À noter cependant le très bon jeu vidéo co-écrit par Garth Ennis et sorti l'année suivante, fausse suite / remake du film mais vrai façon de corriger le tir


PUNISHER MAX, LE JOYAU

   Pour l'heure, loin des alcôves où se décident l'avenir de boîtes telles que Marvel, Ennis a tout loisir de sublimer ses obsessions dans une nouvelle mouture intitulée Punisher MAX, détachée de toute continuité super-héroïque et surtout de toute censure : injures, nudité et violence extrême y sont autorisées, et Ennis va se faire une joie de les employer avec la pertinence qui le caractérise pour enfin conférer toute sa valeur au justicier de New York.

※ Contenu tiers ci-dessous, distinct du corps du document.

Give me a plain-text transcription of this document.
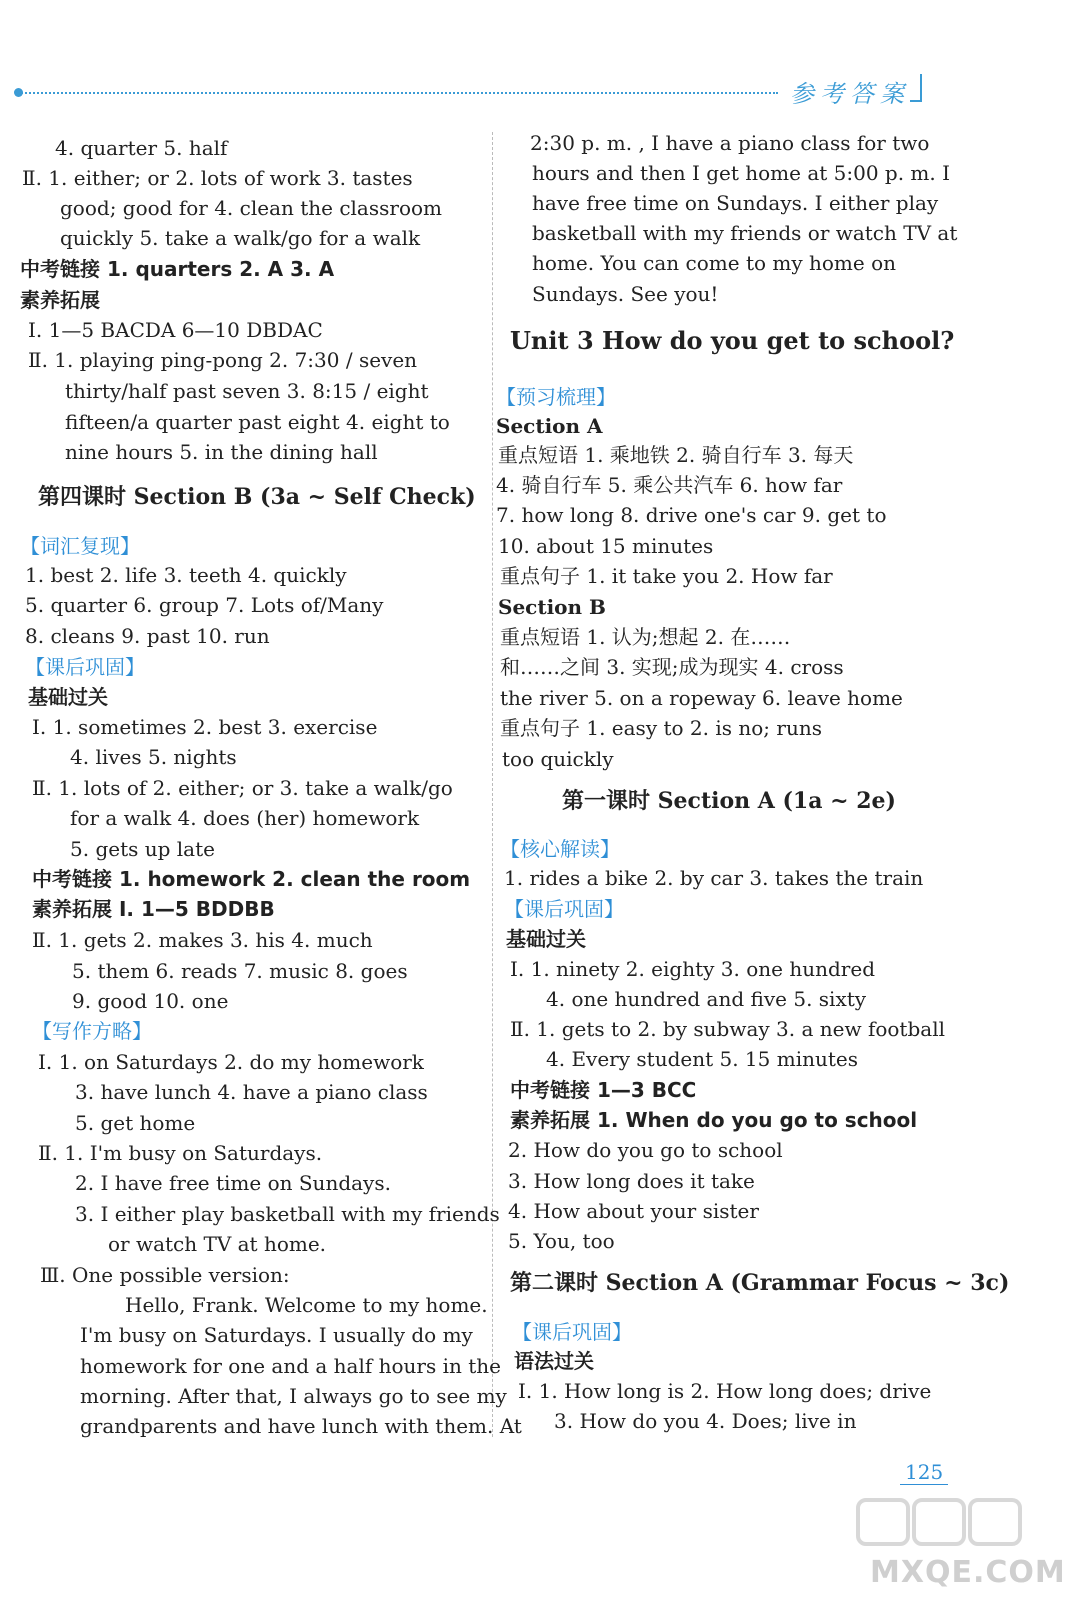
参考答案
4. quarter 5. half
Ⅱ. 1. either; or 2. lots of work 3. tastes
good; good for 4. clean the classroom
quickly 5. take a walk/go for a walk
中考链接 1. quarters 2. A 3. A
素养拓展
Ⅰ. 1—5 BACDA 6—10 DBDAC
Ⅱ. 1. playing ping-pong 2. 7:30 / seven
thirty/half past seven 3. 8:15 / eight
fifteen/a quarter past eight 4. eight to
nine hours 5. in the dining hall
第四课时 Section B (3a ~ Self Check)
【词汇复现】
1. best 2. life 3. teeth 4. quickly
5. quarter 6. group 7. Lots of/Many
8. cleans 9. past 10. run
【课后巩固】
基础过关
Ⅰ. 1. sometimes 2. best 3. exercise
4. lives 5. nights
Ⅱ. 1. lots of 2. either; or 3. take a walk/go
for a walk 4. does (her) homework
5. gets up late
中考链接 1. homework 2. clean the room
素养拓展 Ⅰ. 1—5 BDDBB
Ⅱ. 1. gets 2. makes 3. his 4. much
5. them 6. reads 7. music 8. goes
9. good 10. one
【写作方略】
Ⅰ. 1. on Saturdays 2. do my homework
3. have lunch 4. have a piano class
5. get home
Ⅱ. 1. I'm busy on Saturdays.
2. I have free time on Sundays.
3. I either play basketball with my friends
or watch TV at home.
Ⅲ. One possible version:
Hello, Frank. Welcome to my home.
I'm busy on Saturdays. I usually do my
homework for one and a half hours in the
morning. After that, I always go to see my
grandparents and have lunch with them. At
2:30 p. m. , I have a piano class for two
hours and then I get home at 5:00 p. m. I
have free time on Sundays. I either play
basketball with my friends or watch TV at
home. You can come to my home on
Sundays. See you!
Unit 3 How do you get to school?
【预习梳理】
Section A
重点短语 1. 乘地铁 2. 骑自行车 3. 每天
4. 骑自行车 5. 乘公共汽车 6. how far
7. how long 8. drive one's car 9. get to
10. about 15 minutes
重点句子 1. it take you 2. How far
Section B
重点短语 1. 认为;想起 2. 在……
和……之间 3. 实现;成为现实 4. cross
the river 5. on a ropeway 6. leave home
重点句子 1. easy to 2. is no; runs
too quickly
第一课时 Section A (1a ~ 2e)
【核心解读】
1. rides a bike 2. by car 3. takes the train
【课后巩固】
基础过关
Ⅰ. 1. ninety 2. eighty 3. one hundred
4. one hundred and five 5. sixty
Ⅱ. 1. gets to 2. by subway 3. a new football
4. Every student 5. 15 minutes
中考链接 1—3 BCC
素养拓展 1. When do you go to school
2. How do you go to school
3. How long does it take
4. How about your sister
5. You, too
第二课时 Section A (Grammar Focus ~ 3c)
【课后巩固】
语法过关
Ⅰ. 1. How long is 2. How long does; drive
3. How do you 4. Does; live in
125
MXQE.COM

Les couvertures de Tim Bradstreet pour la série sont toutes plus magnifiques les unes que les autres

   Le naturalisme inhérent à l'œuvre de l'Irlandais guide mais surtout unit avec cohérence chaque approche de Punisher MAX, qu'il s'agisse d'une peinture sans concession de la guerre du Viêt Nam et de ses conséquences socio-culturelles, des magouilles de la classe politique US, de la violence des gangs de rues, et du prix payé par les femmes pour survivre dans un monde impitoyable. Mais ce qui est vraiment fabuleux dans Punisher MAX, et qui l'élève à un niveau rarement voire jamais atteint par un titre mainstream, est sa capacité à dépeindre avec subtilité un Punisher qui est à la fois victime et bourreau de son environnement. Formaté par la guerre, et si incapable de s'en détacher qu'il l'importe à New York. Condamnant la violence aveugle des gangs, et pourtant plus sanguinaire qu'eux. Fustigeant les Russes prêts à déclencher une nouvelle guerre mondiale, mais incapable d'obéir aux barbouzes ricains au risque de précipiter les évènements. Écœuré par les sévices infligés à des enfants tout en torturant des délinquants adolescents. Sensible au sort de pauvres femmes kidnappées en Europe de l'Est pour alimenter les bordels new-yorkais, et cependant désigné comme faiseur de veuves par des épouses éplorées qui le lui feront chèrement payer. Ce Punisher évolue dans une zone toujours plus grise, une constante inversion des valeurs qui dresse un tableau désespérant de la société moderne, et qu'il résumera avec sécheresse à une fliquette qui lui renvoie un trouble reflet : "le haut est en bas et le noir est blanc. Un matin, c'est comme ça qu'on voit le monde."
   Ce terrifiant jeu de miroir culmine lors des derniers numéros, tout d'abord avec l'apparition d'une sorte de Lady Punisher qui le pousse à réévaluer les fondations même de son existence ; et surtout grâce à l'irruption de Barracuda, machine à tuer qui noie son trouble passé dans une rivière de sang. L'affrontement entre les deux monstres s'articule en toute logique autour d'une femme morte et de sa fillette, faible rayon de soleil pour laquelle Castle puise dans ce qu'il a de pire en lui afin d'arracher la victoire. Lessivé mais triomphant : toute l'ambivalence du personnage est contenue dans les dernières pages, trajectoire logique d'un homme ni bon ni mauvais, à la fois attiré et repoussé par les gens biens tout autant que par les pourris. Un type qui ne cherche somme toute qu'à rester fidèle à ses principes dans un monde complètement largué, qu'il traverse comme le fantôme d'illusoires jours meilleurs. Ennis termine sa prestation sur les rotules, et le lecteur avec lui : difficile de retourner vers le tout-venant des comics lorsqu'un auteur a si bien rencontré son sujet, lorsqu'il s'y est penché avec une telle pertinence et une telle passion. Ce Punisher est plus palpable qu'aucun de ses collègues de papier, plus humain et donc plus nécessaire, fruit d'une démarche artistique si aboutie qu'elle donne ses lettres de noblesse non seulement au personnage mais aussi à la BD US.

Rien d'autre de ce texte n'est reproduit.